Symbolic Affirmation: Big Deal. One of the bigger stories of Lesbian and Gay Pride Month has been the issuance, or non-issuance, of government proclamations marking June's pride celebrations as "official" (i.e., government recognized). This controversy plays out in localities, states, and at the federal level as officials who court the gay voting bloc sign Pride proclamations, while those who fear alienating social conservatives forgo the exercise. However, when proclamations are issued by cities and states -- or even when Bill Clinton became the first U.S. president to formally recognize Pride Month -- the move gets barely any media play. The world at large just doesn't consider this a big deal. However, among lesbigay activists and organizers, it's a very big deal indeed, and much effort is directed into securing proclamations -- and denouncing those officials who choose not to make them.
Which brings us to President Bush, who again declined to issue an official Gay Pride Month proclamation. Said White House Spokeswoman Anne Womack, "The president believes every person should be treated with dignity and respect, but he does not believe in politicizing people's sexual orientation."
"Bush
won't recognize Gay Pride month," declared a story on the
planetout.com website:
"[Bush"s] refusal to issue a proclamation is a big deal to us," said Rob Sadler, a board member of Federal GLOBE, a group for GLBT federal employees. "Issuing a proclamation is totally a symbolic act, it doesn't give us any additional tangible rights, but it helps people who work for the federal government feel valued as an employee and it makes us feel like we're doing a good job," said Sadler.
See, I told you it was a "big deal." After all, how can you "feel valued" without an official government proclamation attesting to your inherent worth?
A different view, as you might expect, was voiced by the
pro-Bush Log Cabin Republicans. LCR spokesman Kevin Ivers responded
in the same article that:
the absence of the proclamation shouldn't be such a big deal. In fact, while the attorney general, John Ashcroft, is a well-known Republican conservative, his second in command, Deputy Attorney General Larry D. Thompson, will speak at the gay pride celebration on June 19 in the Justice Department's Great Hall. "This shows that the country is changing for the better," said Ivers." We shouldn't get so hypersensitive about symbolism. Symbolic acts are important, yes, but we have more important things to work on."
But for the activist-minded, symbolism -- and its alleged power -- IS what matters. That's why many activists will admit that even if hate crimes bills and anti-discrimination laws won't actually have much impact in terms of actual litigation, they are important because of the symbolism of "inclusion."
Bush's Balancing Act. Aside from the gay pride celebration at the Justice Department, the Washington Post reports that at the Commerce Department, management is allowing gay employees to proceed with events but has withheld official sponsorship. Official pride proclamations, however, have been issued by Transportation Secretary Norman Mineta (ok, he's a liberal, anti-profiling-at-airports Democrat) and by Environmental Protection Agency head Christine Todd Whitman. And the State Department co-sponsored with the group Gays and Lesbians in Foreign Affairs Agencies (that's GLIFAA) a talk by Rep. Jim Kolbe, the openly gay Republican congressman from Arizona, on the global challenge of HIV and AIDS.
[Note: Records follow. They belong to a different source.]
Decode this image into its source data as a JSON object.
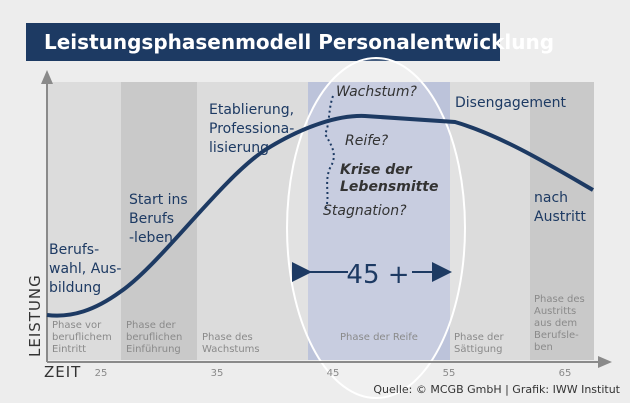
{
  "title": "Leistungsphasenmodell Personalentwicklung",
  "axes": {
    "y_label": "LEISTUNG",
    "x_label": "ZEIT",
    "x_ticks": [
      "25",
      "35",
      "45",
      "55",
      "65"
    ]
  },
  "phases": [
    [
      "Phase vor",
      "beruflichem",
      "Eintritt"
    ],
    [
      "Phase der",
      "beruflichen",
      "Einführung"
    ],
    [
      "Phase des",
      "Wachstums"
    ],
    [
      "Phase der Reife"
    ],
    [
      "Phase der",
      "Sättigung"
    ],
    [
      "Phase des",
      "Austritts",
      "aus dem",
      "Berufsle-",
      "ben"
    ]
  ],
  "stages": {
    "berufswahl": [
      "Berufs-",
      "wahl, Aus-",
      "bildung"
    ],
    "start": [
      "Start ins",
      "Berufs",
      "-leben"
    ],
    "etablierung": [
      "Etablierung,",
      "Professiona-",
      "lisierung"
    ],
    "disengagement": [
      "Disengagement"
    ],
    "austritt": [
      "nach",
      "Austritt"
    ]
  },
  "crisis": {
    "wachstum": "Wachstum?",
    "reife": "Reife?",
    "krise": [
      "Krise der",
      "Lebensmitte"
    ],
    "stagnation": "Stagnation?"
  },
  "age_marker": "45 +",
  "source": "Quelle: © MCGB GmbH | Grafik: IWW Institut",
  "colors": {
    "navy": "#1d3a63",
    "band_light": "#dcdcdc",
    "band_dark": "#c9c9c9",
    "band_reife": "#bcc3da",
    "text_gray": "#8a8a8a"
  }
}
For symbolism counters, you"d think this was a fairly good haul. But the negative always trumps the positive, and a group of gay employees at the Commerce Department has now filed a complaint charging the agency with discrimination based on sexual orientation. According to another Washington Post story, "Part of the complaint"can be traced to a Commerce decision last year to end official sponsorship of gay pride activities," and the fact that this year the Patent and Trademark Office, a Commerce agency, pulled back its sponsorship of gay pride activities. "Gay pride events will go forward", the Post reports, "but will be sponsored by a gay employee group."
Well, I"m all for symbolic inclusion, but elevating the issuing of pride proclamations into a top movement goal strikes me as identity politics at its silliest. This is the deal: Politicians who are elected with a big gay bloc are more likely to issue proclamations. Bush's constituency, on the other hand, includes a much larger bloc of social conservatives. He"d like not to alienate them will symbolic kow-towing to gay activists, but he"d also like to court a larger share of GOP-leaning gay voters, too. So this administration, which has made several high-level openly gay appointments -- from the head of national AIDS policy to the ambassador to Romania -- is allowing more pride recognition events, with and without "official" sponsorship at the Cabinet level, than any previous GOP administration, but is withholding the big proclamation by the president himself.
Know what? If more gays vote for Bush in 2004, you can bet that
he"ll go even further. That's politics, folks.